Harcama alışkanlıklarındaki esas değişim, sonraki yıllarla geldi. Birinci Dünya Savaşı’ndan sonra azalan erkek nüfusu ve kırılan gelenekçi yapıyla birlikte, bilhassa iki savaş arasındaki yıllarda, iş hayatına giren kadın sayısı artacak ve o güne kadarki klişelerin iddia ettiğinin aksine, ancak bu yıllarda “gösteriş”e daha fazla para harcanmaya başlanacaktı. 1920’ler ve 30’lar ise Hollywood’dan yayılan bir gösterişin dünyayı etkisi altına almaya başladığı yıllar olarak tarihe geçecekti. Kat kat kumaştan mamül elbiselerin yerini ince ve altında korse olmadan giyilen kıyafetler alacak, kırmızıya boyanmış dudaklar ve tırnaklar “Madonna-fahişe” dikotomisine kıstırılan kadınlığı yeni bir imaja götürecekti. Marlene Dietrich, Mae West ve sonraki yıllarda Greta Garbo’yla bütünleşen bu imaj, geleneksel “masum ve iffetli kadın” imajından çok uzak, bir o kadar da başkaldırıcıydı. Nitekim bu modaya uymaya cesaret edebilen kadınların ödülü “modern” gözükmek ise cezası da “iffetsiz bulunmak”tı.
EVLERİNE DÖNEN “HANIMLAR”
Her şeye rağmen, 1800’lerin sonunda tedavüle giren gösteriş kelimesinin en olumlu biçimde kullanıldığı dönem, bu dönem olarak görünüyor. Sonraki yıllarda gösteriş kelimesinin olumsuzluğu çağrıştıran sıfatlarla birlikte kullanımı artıyor. 1950’lere doğru yol alınırken, İkinci Dünya Savaşı bitmişti ve savaştan dönen erkeklerin işe ihtiyacı vardı. Savaş yıllarında –mümkünse gönüllü olarak veya normalden çok daha düşük ücretlerle- çalışması için teşvik edilen ve yedek işgücü olarak konumlandırılan “hanımlar”, artık evlerine dönebilirlerdi. Güçlü, bağımsız, korkusuz ve kendi kendine yeten kadın imajı miadını doldurmuştu; ibre yeniden hanımefendiler zamanının geldiğini gösteriyordu. Ne tesadüftür ki 50’li yıllar korseli incecik bellerin, hareket etmeyi zorlaştıran kıyafetlerin, kırılgan ve narin kadın imajının dönüş yılları oldu. Dyhouse, bu yıllarda gösterişli olmanın “avam ve klastan yoksun olmak” olarak görüldüğünü belirtiyor. Dahası, gösterişli giyinen kadınlar genellikle hırsla, materyalist olmakla ve erkeklerin yerine gözlerini dikmekle, had bilmemekle suçlanıyorlar. Yazar, bu yıllarda yayımlanan kadın dergilerinde yer alan hikâyelerin, gösterişe kapılan kızların aşkı ve huzuru kaybeden tarafta olduklarını gösterecek biçimde kaleme alındığını belirtiyor. Bu yıllardaki ünlü filmleri de es geçmeyen Dyhouse, Rita Hayworth’ün ünlü Kapak Kızı (Cover Girl) filminin gösterişi seçen kızlara yapılan bir uyarı niteliğinde olduğuna dikkat çekiyor.

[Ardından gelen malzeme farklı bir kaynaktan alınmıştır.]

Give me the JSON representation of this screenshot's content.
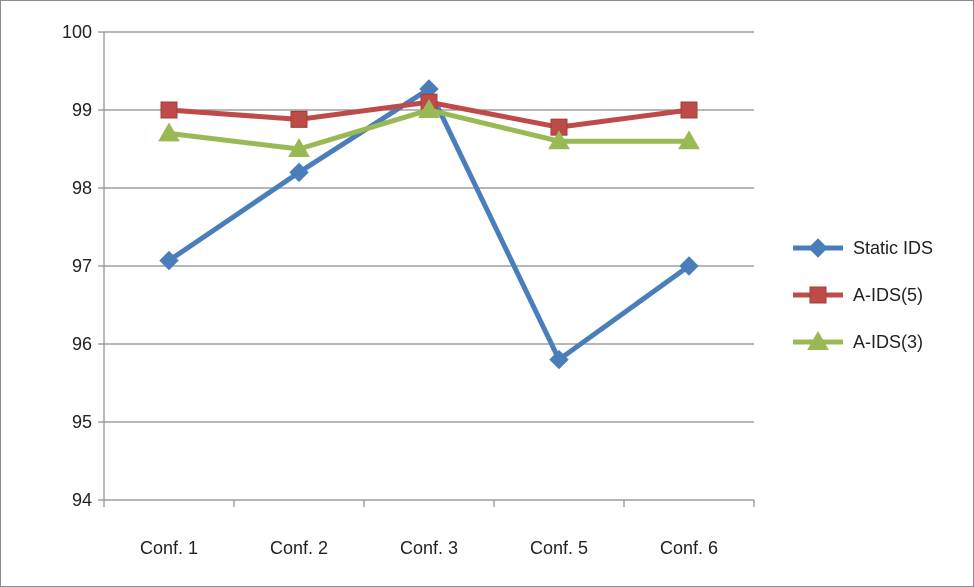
{
  "chart_data": {
    "type": "line",
    "title": "",
    "xlabel": "",
    "ylabel": "",
    "categories": [
      "Conf. 1",
      "Conf. 2",
      "Conf. 3",
      "Conf. 5",
      "Conf. 6"
    ],
    "ylim": [
      94,
      100
    ],
    "yticks": [
      "94",
      "95",
      "96",
      "97",
      "98",
      "99",
      "100"
    ],
    "grid": "horizontal",
    "legend": "right",
    "series": [
      {
        "name": "Static IDS",
        "values": [
          97.07,
          98.2,
          99.27,
          95.8,
          97.0
        ],
        "color": "#4a7ebb",
        "marker": "diamond"
      },
      {
        "name": "A-IDS(5)",
        "values": [
          99.0,
          98.88,
          99.1,
          98.78,
          99.0
        ],
        "color": "#be4b48",
        "marker": "square"
      },
      {
        "name": "A-IDS(3)",
        "values": [
          98.7,
          98.5,
          99.0,
          98.6,
          98.6
        ],
        "color": "#98b954",
        "marker": "triangle"
      }
    ]
  }
}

50’li yıllar ve sinema demişken, Marilyn Monroe’yu da anmamak olmaz. Monroe, bütün gösterişli görüntüsüyle, filmlerde tam bir “zengin avcısı” olarak tasvir ediliyordu. Onun şaşaalı tuvaletler, kürkler ve mücevherler ile yaratılmış bu imajı, Bir Kızın En İyi Arkadaşı Elmaslardır şarkısını söylerken pekişiyordu. Ancak Erkekler Sarışın Sever filmi, aynı zamanda sisteme yönelik bir eleştiri olarak da okunabilir. Monroe şarkısını söylerken etrafında bulunan, yüzleri siyah tülle kapatılarak bir nevi kimliksizleştirilmişlikleri ve aynılaştırılmışlıkları vurgulanan kızlara, “yıllar geçtikçe vücutlarının şeklinin bozulacağını, bu yüzden kocalarının onlardan soğuyacağını, ama bu değerli taşların biçimlerini hiç yitirmeyeceğini” söylüyor, sisteme ciddi bir eleştiri yöneltiyordu. Çalışması ve para kazanması eşlerince “uygun” bulunmayan kadınlar, evlilikleri için kariyerlerini feda ediyorlardı. Ancak aynı kadınlar, yaşlandıklarında eşleri tarafından daha genç kadınlar için terk edilme riskine karşı maddi teminat isteyince bu kez paragöz olmakla suçlanmaktan kaçamıyorlardı. Monroe ise adeta ataerkil sistemin silahlarını ona karşı çevirmeyi teklif eder gözüküyordu.
İKİNCİ DALGA FEMİNİZM
İkinci dalga feminizmin 60’lardaki yükselişiyle birlikte gösterişli giyinmeye, davranmaya, yaşamaya korkmayan kadınlara yönelik ikircikli bakışımızın bugünlere miras kalan temelleri atıldı: Makyaj yapan, kıyafetleriyle kadınsı görünüşünü vurgulamaktan korkmayan bu kadınlar acaba toplumun muhafazakâr ölçülerine uymamaya cesaret edebilen “bilinçli” kadınlar mı, yoksa erkeklerin görmek istediği biçimde şekillendirilen imajlara uymayı seçen ve böylece ataerkiye boyun eğen “bilinçsiz” kadınlar mı?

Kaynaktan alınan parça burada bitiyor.